Rebaixado para a Série C, o Paysandu entrou em 2026 com orçamento reduzido e necessidade de remontar o elenco dentro de limites financeiros mais rígidos. A solução encontrada pela diretoria foi mesclar atletas formados na Curuzu com reforços considerados adequados ao nível da terceira divisão.
Até agora, o clube manteve apenas dois jogadores da temporada passada e anunciou nove contratações: o goleiro Jean Drosny; os defensores Castro e JP Galvão; os meio-campistas Caio Melo, Henrico e Marcinho; além dos atacantes Danilo Peu, Ítalo Carvalho e Kleiton Pego. O zagueiro Yeferson Quintana renovou contrato, e mais de 12 atletas oriundos das categorias de base foram incorporados ao grupo principal.

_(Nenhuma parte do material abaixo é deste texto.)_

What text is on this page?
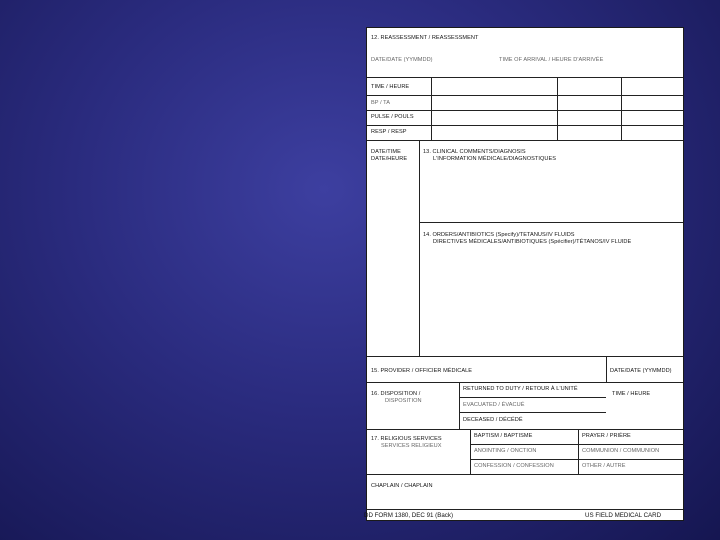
12. REASSESSMENT / REASSESSMENT
DATE/DATE (YYMMDD)	TIME OF ARRIVAL / HEURE D'ARRIVÉE
TIME / HEURE
BP / TA
PULSE / POULS
RESP / RESP
DATE/TIME
DATE/HEURE
13. CLINICAL COMMENTS/DIAGNOSIS
L'INFORMATION MÉDICALE/DIAGNOSTIQUES
14. ORDERS/ANTIBIOTICS (Specify)/TETANUS/IV FLUIDS
DIRECTIVES MÉDICALES/ANTIBIOTIQUES (Spécifier)/TÉTANOS/IV FLUIDE
15. PROVIDER / OFFICIER MÉDICALE	DATE/DATE (YYMMDD)
16. DISPOSITION /
DISPOSITION
RETURNED TO DUTY / RETOUR À L'UNITÉ
EVACUATED / ÉVACUÉ
DECEASED / DÉCÉDÉ
TIME / HEURE
17. RELIGIOUS SERVICES
SERVICES RELIGIEUX
BAPTISM / BAPTISME	PRAYER / PRIÈRE
ANOINTING / ONCTION	COMMUNION / COMMUNION
CONFESSION / CONFESSION	OTHER / AUTRE
CHAPLAIN / CHAPLAIN
DD FORM 1380, DEC 91 (Back)	US FIELD MEDICAL CARD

Opiniões sobre o novo elenco
Para o colunista Pio Netto, a reformulação não surgiu por convicção técnica, mas por “cofre vazio” e pelo desgaste no mercado. O radialista Mathaus Pauxis concorda e observa que o clube reduziu drasticamente o número de contratações em relação a anos anteriores.

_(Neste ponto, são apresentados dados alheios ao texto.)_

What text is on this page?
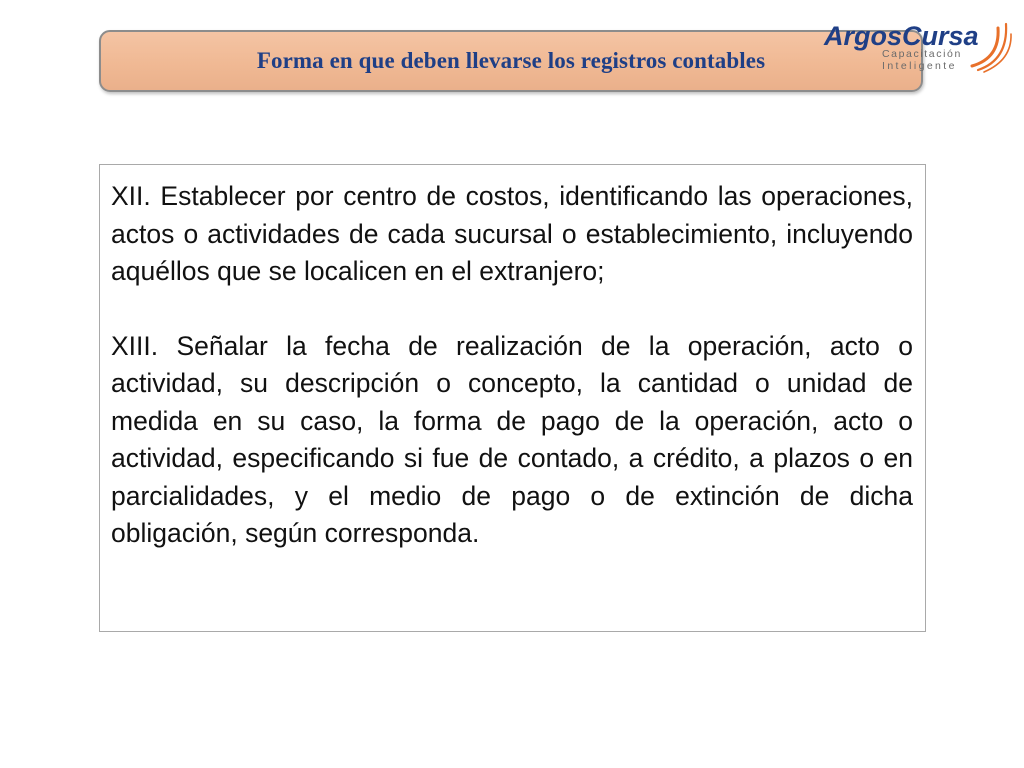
Forma en que deben llevarse los registros contables
ArgosCursa
Capacitación
Inteligente

XII. Establecer por centro de costos, identificando las operaciones, actos o actividades de cada sucursal o establecimiento, incluyendo aquéllos que se localicen en el extranjero;

XIII. Señalar la fecha de realización de la operación, acto o actividad, su descripción o concepto, la cantidad o unidad de medida en su caso, la forma de pago de la operación, acto o actividad, especificando si fue de contado, a crédito, a plazos o en parcialidades, y el medio de pago o de extinción de dicha obligación, según corresponda.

Pauxis avalia que os nomes anunciados correspondem ao perfil da Série C. Ele projeta Jean Drosny como titular no gol e vê Castro e Quintana como possíveis parceiros na zaga. Já JP Galvão, que atua na lateral direita e também como volante, ainda gera dúvidas quanto à utilização.
Entre os mais jovens, Henrico e Danilo Peu são tratados como apostas, enquanto Marcinho é apontado como o principal reforço até o momento. Pauxis também enxerga potencial de titularidade para Kleiton Pego e considera Ítalo Carvalho boa peça caso repita atuações anteriores na divisão.
Imagem: Internet
Carências e próximos passos
Apesar de considerar o saldo do mercado positivo, os analistas alertam para a profundidade do plantel. A lateral esquerda é vista como setor mais carente: apenas o jovem Cauã, da base, está disponível, enquanto Reverson aguarda definição clínica. A diretoria mantém negociações para reforçar a posição.
O primeiro teste oficial do novo Paysandu ocorrerá em 25 de janeiro, contra o São Raimundo, pela rodada de abertura do Campeonato Paraense. O desafio será equilibrar a necessidade de resultados com a realidade financeira e o processo de reconstrução em curso.